Using block representation of the joint distribution:

\[Z = \begin{bmatrix}z_0 \\ Z_1\end{bmatrix} \quad \vec{\mu} = \begin{bmatrix} \mu \\ \vec{\mu_1} \end{bmatrix}\]

and

\[\Sigma = \begin{bmatrix} C_{00} & \mathbf{c} \\ \mathbf{c}^T & \mathbf{C} \\ \end{bmatrix}\]

I hope you noticed the reuse of notations used in Kriging formulation!
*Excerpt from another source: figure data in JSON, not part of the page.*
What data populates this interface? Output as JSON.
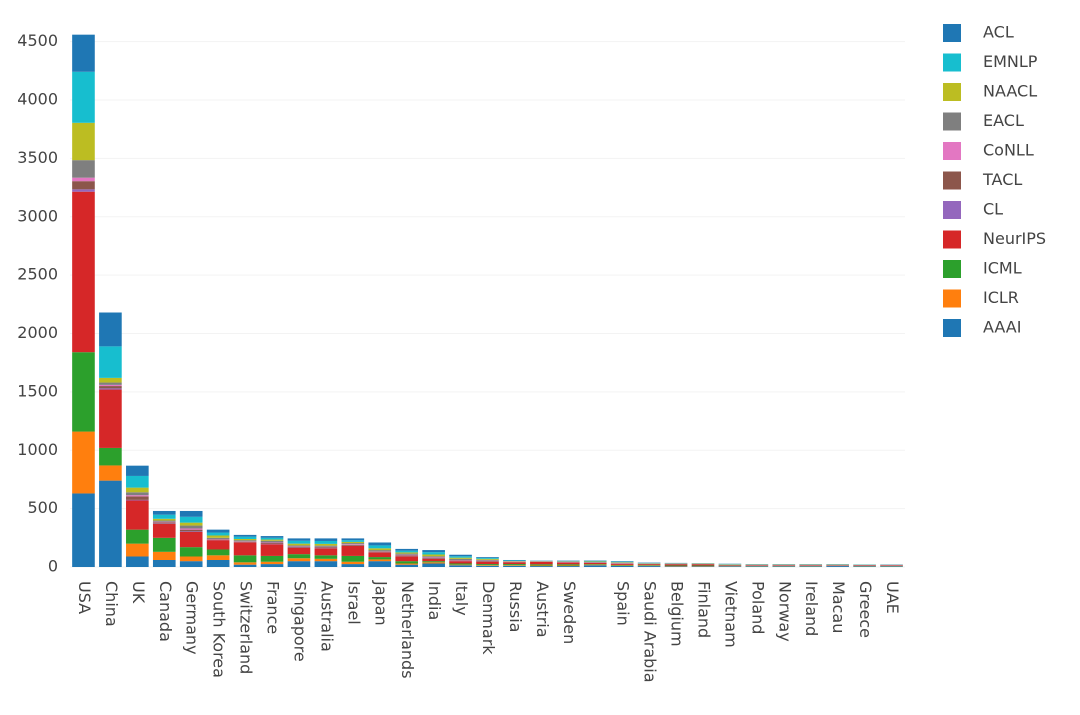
{
  "chart_data": {
    "type": "stacked_bar",
    "categories": [
      "USA",
      "China",
      "UK",
      "Canada",
      "Germany",
      "South Korea",
      "Switzerland",
      "France",
      "Singapore",
      "Australia",
      "Israel",
      "Japan",
      "Netherlands",
      "India",
      "Italy",
      "Denmark",
      "Russia",
      "Austria",
      "Sweden",
      null,
      "Spain",
      "Saudi Arabia",
      "Belgium",
      "Finland",
      "Vietnam",
      "Poland",
      "Norway",
      "Ireland",
      "Macau",
      "Greece",
      "UAE"
    ],
    "series": [
      {
        "name": "ACL",
        "color": "#1f77b4",
        "values": [
          318,
          290,
          88,
          32,
          50,
          25,
          15,
          15,
          20,
          22,
          15,
          25,
          15,
          18,
          13,
          7,
          4,
          2,
          3,
          4,
          4,
          3,
          2,
          1,
          2,
          2,
          2,
          2,
          2,
          1,
          2
        ]
      },
      {
        "name": "EMNLP",
        "color": "#17becf",
        "values": [
          437,
          270,
          100,
          35,
          50,
          25,
          20,
          15,
          25,
          25,
          15,
          25,
          15,
          20,
          12,
          8,
          4,
          2,
          3,
          4,
          5,
          3,
          2,
          2,
          3,
          2,
          2,
          2,
          2,
          2,
          1
        ]
      },
      {
        "name": "NAACL",
        "color": "#bcbd22",
        "values": [
          320,
          40,
          40,
          15,
          25,
          20,
          10,
          10,
          15,
          15,
          10,
          15,
          10,
          15,
          10,
          8,
          3,
          2,
          3,
          4,
          4,
          3,
          2,
          2,
          3,
          2,
          2,
          2,
          2,
          2,
          1
        ]
      },
      {
        "name": "EACL",
        "color": "#7f7f7f",
        "values": [
          150,
          20,
          25,
          10,
          25,
          10,
          10,
          15,
          10,
          10,
          10,
          10,
          10,
          10,
          10,
          8,
          3,
          2,
          3,
          3,
          4,
          2,
          2,
          2,
          2,
          2,
          2,
          2,
          2,
          2,
          1
        ]
      },
      {
        "name": "CoNLL",
        "color": "#e377c2",
        "values": [
          30,
          10,
          10,
          5,
          10,
          3,
          3,
          5,
          3,
          3,
          5,
          3,
          5,
          5,
          3,
          3,
          2,
          1,
          2,
          2,
          2,
          1,
          1,
          1,
          1,
          1,
          1,
          1,
          1,
          1,
          1
        ]
      },
      {
        "name": "TACL",
        "color": "#8c564b",
        "values": [
          70,
          20,
          30,
          10,
          15,
          5,
          5,
          8,
          5,
          8,
          8,
          5,
          8,
          5,
          5,
          5,
          3,
          2,
          2,
          2,
          2,
          2,
          2,
          2,
          1,
          1,
          1,
          1,
          1,
          1,
          1
        ]
      },
      {
        "name": "CL",
        "color": "#9467bd",
        "values": [
          20,
          10,
          5,
          3,
          5,
          2,
          2,
          2,
          2,
          2,
          2,
          2,
          2,
          2,
          2,
          1,
          1,
          1,
          1,
          1,
          1,
          0,
          1,
          0,
          0,
          0,
          0,
          0,
          0,
          0,
          0
        ]
      },
      {
        "name": "NeurIPS",
        "color": "#d62728",
        "values": [
          1375,
          500,
          250,
          120,
          130,
          80,
          110,
          100,
          55,
          60,
          85,
          40,
          40,
          20,
          20,
          20,
          15,
          20,
          15,
          10,
          10,
          8,
          10,
          10,
          5,
          5,
          5,
          5,
          4,
          4,
          5
        ]
      },
      {
        "name": "ICML",
        "color": "#2ca02c",
        "values": [
          680,
          150,
          120,
          120,
          80,
          50,
          60,
          50,
          35,
          30,
          50,
          20,
          20,
          10,
          10,
          10,
          10,
          10,
          10,
          5,
          5,
          5,
          5,
          5,
          3,
          3,
          3,
          3,
          2,
          2,
          3
        ]
      },
      {
        "name": "ICLR",
        "color": "#ff7f0e",
        "values": [
          530,
          130,
          110,
          70,
          40,
          40,
          20,
          20,
          25,
          20,
          20,
          15,
          10,
          10,
          5,
          5,
          5,
          5,
          5,
          5,
          3,
          3,
          3,
          3,
          2,
          2,
          2,
          2,
          1,
          2,
          2
        ]
      },
      {
        "name": "AAAI",
        "color": "#1f77b4",
        "values": [
          630,
          740,
          90,
          60,
          50,
          60,
          20,
          25,
          50,
          50,
          25,
          50,
          20,
          30,
          15,
          10,
          10,
          8,
          8,
          15,
          10,
          8,
          5,
          5,
          6,
          5,
          5,
          5,
          8,
          5,
          5
        ]
      }
    ],
    "ylim": [
      0,
      4600
    ],
    "yticks": [
      0,
      500,
      1000,
      1500,
      2000,
      2500,
      3000,
      3500,
      4000,
      4500
    ],
    "grid": true,
    "legend": "top-right"
  }
}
And some “Trust me bro” advanced linear algebra (Schur Complement), the conditional distribution results in another gaussian distribution with

\[\mu_{cond} = \mu + \mathbf{c}^T (\mathbf{C}^{-1})^T(Z_1 - \vec{\mu_1})\]

and

\[\sigma_{cond}^2 = C_{00} - \mathbf{c}^T\mathbf{C}^{-1}\mathbf{c}\]
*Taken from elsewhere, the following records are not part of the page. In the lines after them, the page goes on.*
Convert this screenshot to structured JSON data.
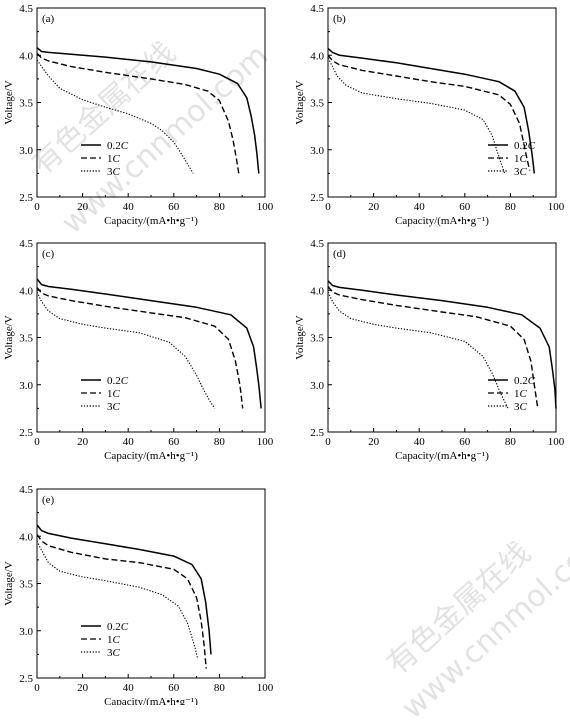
{
  "chart_data": [
    {
      "panel": "(a)",
      "type": "line",
      "xlabel": "Capacity/(mA•h•g⁻¹)",
      "ylabel": "Voltage/V",
      "xlim": [
        0,
        100
      ],
      "ylim": [
        2.5,
        4.5
      ],
      "xticks": [
        "0",
        "20",
        "40",
        "60",
        "80",
        "100"
      ],
      "yticks": [
        "2.5",
        "3.0",
        "3.5",
        "4.0",
        "4.5"
      ],
      "legend_position": "bottom-left",
      "series": [
        {
          "name": "0.2C",
          "style": "solid",
          "x": [
            0,
            2,
            5,
            15,
            30,
            50,
            70,
            80,
            88,
            92,
            94,
            95.5,
            96.5,
            97.3
          ],
          "y": [
            4.08,
            4.04,
            4.03,
            4.01,
            3.98,
            3.93,
            3.86,
            3.8,
            3.7,
            3.55,
            3.35,
            3.15,
            2.95,
            2.75
          ]
        },
        {
          "name": "1C",
          "style": "dashed",
          "x": [
            0,
            2,
            5,
            15,
            30,
            50,
            65,
            75,
            80,
            84,
            86,
            87.5,
            88.5
          ],
          "y": [
            4.02,
            3.97,
            3.94,
            3.88,
            3.82,
            3.75,
            3.69,
            3.62,
            3.52,
            3.3,
            3.1,
            2.9,
            2.75
          ]
        },
        {
          "name": "3C",
          "style": "dotted",
          "x": [
            0,
            2,
            5,
            10,
            20,
            30,
            40,
            50,
            55,
            60,
            63,
            66,
            68.5
          ],
          "y": [
            3.95,
            3.88,
            3.78,
            3.65,
            3.53,
            3.45,
            3.38,
            3.28,
            3.2,
            3.08,
            2.97,
            2.85,
            2.75
          ]
        }
      ]
    },
    {
      "panel": "(b)",
      "type": "line",
      "xlabel": "Capacity/(mA•h•g⁻¹)",
      "ylabel": "Voltage/V",
      "xlim": [
        0,
        100
      ],
      "ylim": [
        2.5,
        4.5
      ],
      "xticks": [
        "0",
        "20",
        "40",
        "60",
        "80",
        "100"
      ],
      "yticks": [
        "2.5",
        "3.0",
        "3.5",
        "4.0",
        "4.5"
      ],
      "legend_position": "bottom-right",
      "series": [
        {
          "name": "0.2C",
          "style": "solid",
          "x": [
            0,
            2,
            5,
            15,
            30,
            45,
            60,
            75,
            82,
            86,
            88,
            89.5,
            90.5
          ],
          "y": [
            4.07,
            4.03,
            4.0,
            3.97,
            3.92,
            3.86,
            3.8,
            3.72,
            3.62,
            3.45,
            3.2,
            2.95,
            2.75
          ]
        },
        {
          "name": "1C",
          "style": "dashed",
          "x": [
            0,
            2,
            5,
            15,
            30,
            45,
            60,
            75,
            80,
            84,
            86,
            87.5,
            88.5
          ],
          "y": [
            4.0,
            3.94,
            3.9,
            3.84,
            3.78,
            3.72,
            3.67,
            3.58,
            3.48,
            3.28,
            3.05,
            2.88,
            2.78
          ]
        },
        {
          "name": "3C",
          "style": "dotted",
          "x": [
            0,
            2,
            4,
            8,
            15,
            30,
            45,
            60,
            68,
            72,
            74,
            76,
            77.5
          ],
          "y": [
            3.97,
            3.88,
            3.78,
            3.68,
            3.6,
            3.54,
            3.49,
            3.42,
            3.32,
            3.15,
            3.0,
            2.85,
            2.75
          ]
        }
      ]
    },
    {
      "panel": "(c)",
      "type": "line",
      "xlabel": "Capacity/(mA•h•g⁻¹)",
      "ylabel": "Voltage/V",
      "xlim": [
        0,
        100
      ],
      "ylim": [
        2.5,
        4.5
      ],
      "xticks": [
        "0",
        "20",
        "40",
        "60",
        "80",
        "100"
      ],
      "yticks": [
        "2.5",
        "3.0",
        "3.5",
        "4.0",
        "4.5"
      ],
      "legend_position": "bottom-left",
      "series": [
        {
          "name": "0.2C",
          "style": "solid",
          "x": [
            0,
            2,
            5,
            15,
            30,
            50,
            70,
            85,
            92,
            95,
            96.5,
            97.5,
            98.3
          ],
          "y": [
            4.12,
            4.06,
            4.04,
            4.01,
            3.96,
            3.89,
            3.82,
            3.74,
            3.6,
            3.4,
            3.15,
            2.95,
            2.75
          ]
        },
        {
          "name": "1C",
          "style": "dashed",
          "x": [
            0,
            2,
            5,
            15,
            30,
            50,
            65,
            78,
            84,
            87,
            89,
            90.2
          ],
          "y": [
            4.03,
            3.97,
            3.94,
            3.89,
            3.83,
            3.76,
            3.71,
            3.62,
            3.48,
            3.25,
            3.0,
            2.75
          ]
        },
        {
          "name": "3C",
          "style": "dotted",
          "x": [
            0,
            2,
            5,
            10,
            20,
            30,
            45,
            58,
            65,
            70,
            73,
            76,
            78
          ],
          "y": [
            3.98,
            3.88,
            3.78,
            3.7,
            3.64,
            3.6,
            3.55,
            3.45,
            3.3,
            3.1,
            2.95,
            2.82,
            2.75
          ]
        }
      ]
    },
    {
      "panel": "(d)",
      "type": "line",
      "xlabel": "Capacity/(mA•h•g⁻¹)",
      "ylabel": "Voltage/V",
      "xlim": [
        0,
        100
      ],
      "ylim": [
        2.5,
        4.5
      ],
      "xticks": [
        "0",
        "20",
        "40",
        "60",
        "80",
        "100"
      ],
      "yticks": [
        "2.5",
        "3.0",
        "3.5",
        "4.0",
        "4.5"
      ],
      "legend_position": "bottom-right",
      "series": [
        {
          "name": "0.2C",
          "style": "solid",
          "x": [
            0,
            2,
            5,
            15,
            30,
            50,
            70,
            85,
            93,
            97,
            98.5,
            99.5,
            100
          ],
          "y": [
            4.1,
            4.05,
            4.03,
            4.0,
            3.95,
            3.89,
            3.82,
            3.74,
            3.6,
            3.4,
            3.15,
            2.95,
            2.75
          ]
        },
        {
          "name": "1C",
          "style": "dashed",
          "x": [
            0,
            2,
            5,
            15,
            30,
            50,
            65,
            80,
            86,
            89,
            90.5,
            92
          ],
          "y": [
            4.04,
            3.98,
            3.95,
            3.9,
            3.84,
            3.77,
            3.72,
            3.62,
            3.48,
            3.25,
            3.0,
            2.75
          ]
        },
        {
          "name": "3C",
          "style": "dotted",
          "x": [
            0,
            2,
            5,
            10,
            20,
            30,
            45,
            60,
            68,
            72,
            75,
            77.5,
            79
          ],
          "y": [
            3.98,
            3.88,
            3.78,
            3.7,
            3.64,
            3.6,
            3.55,
            3.46,
            3.3,
            3.12,
            2.95,
            2.82,
            2.75
          ]
        }
      ]
    },
    {
      "panel": "(e)",
      "type": "line",
      "xlabel": "Capacity/(mA•h•g⁻¹)",
      "ylabel": "Voltage/V",
      "xlim": [
        0,
        100
      ],
      "ylim": [
        2.5,
        4.5
      ],
      "xticks": [
        "0",
        "20",
        "40",
        "60",
        "80",
        "100"
      ],
      "yticks": [
        "2.5",
        "3.0",
        "3.5",
        "4.0",
        "4.5"
      ],
      "legend_position": "bottom-left",
      "series": [
        {
          "name": "0.2C",
          "style": "solid",
          "x": [
            0,
            2,
            5,
            15,
            30,
            45,
            60,
            68,
            72,
            74,
            75.5,
            76.3
          ],
          "y": [
            4.12,
            4.06,
            4.03,
            3.98,
            3.92,
            3.86,
            3.79,
            3.7,
            3.55,
            3.3,
            3.0,
            2.75
          ]
        },
        {
          "name": "1C",
          "style": "dashed",
          "x": [
            0,
            2,
            5,
            15,
            30,
            45,
            60,
            66,
            70,
            72,
            73.3,
            74.2
          ],
          "y": [
            4.02,
            3.95,
            3.9,
            3.83,
            3.76,
            3.72,
            3.65,
            3.55,
            3.35,
            3.1,
            2.85,
            2.6
          ]
        },
        {
          "name": "3C",
          "style": "dotted",
          "x": [
            0,
            2,
            5,
            10,
            20,
            30,
            45,
            55,
            62,
            66,
            68,
            69.5,
            70.5
          ],
          "y": [
            3.95,
            3.85,
            3.72,
            3.63,
            3.57,
            3.53,
            3.46,
            3.38,
            3.26,
            3.08,
            2.93,
            2.8,
            2.7
          ]
        }
      ]
    }
  ],
  "watermarks": [
    "有色金属在线",
    "www.cnnmol.com"
  ]
}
Which is exactly the simple kriging estimate and simple kriging variance. So multi-gaussian assumption results in conditional expectation which is linear in observed points. If we know the global mean, we solve the simple kriging. If we don’t know the global mean, we may use ordinary kriging.

Gaussian Simulation

While Kriging gives an estimate, we might be interested in getting multiple realizations and quantify the uncertainty. To do this:

• we traverse the grid in a random path
• at each grid cell, pick the observed data and previously simulated grids within a defined neighbourhood
• solve the kriging system to get the kriging mean and kriging variance
• draw a value from the conditional distribution
• repeat till the entire grid is simulated

The random path prevents artifacts. But now we have a way to get multiple realisations of the underlying multi-gaussian random field.

There are other extensions, like indicator kriging, co-kriging and co-simulation, which trivially extend what I have derived so far for categorical and multiple quantities respectively.

Conclusion

Uff, that was quite a journey but I feel satisfied. If you find some logical mistakes, typos or bugs, please reach out to me :) Ciao!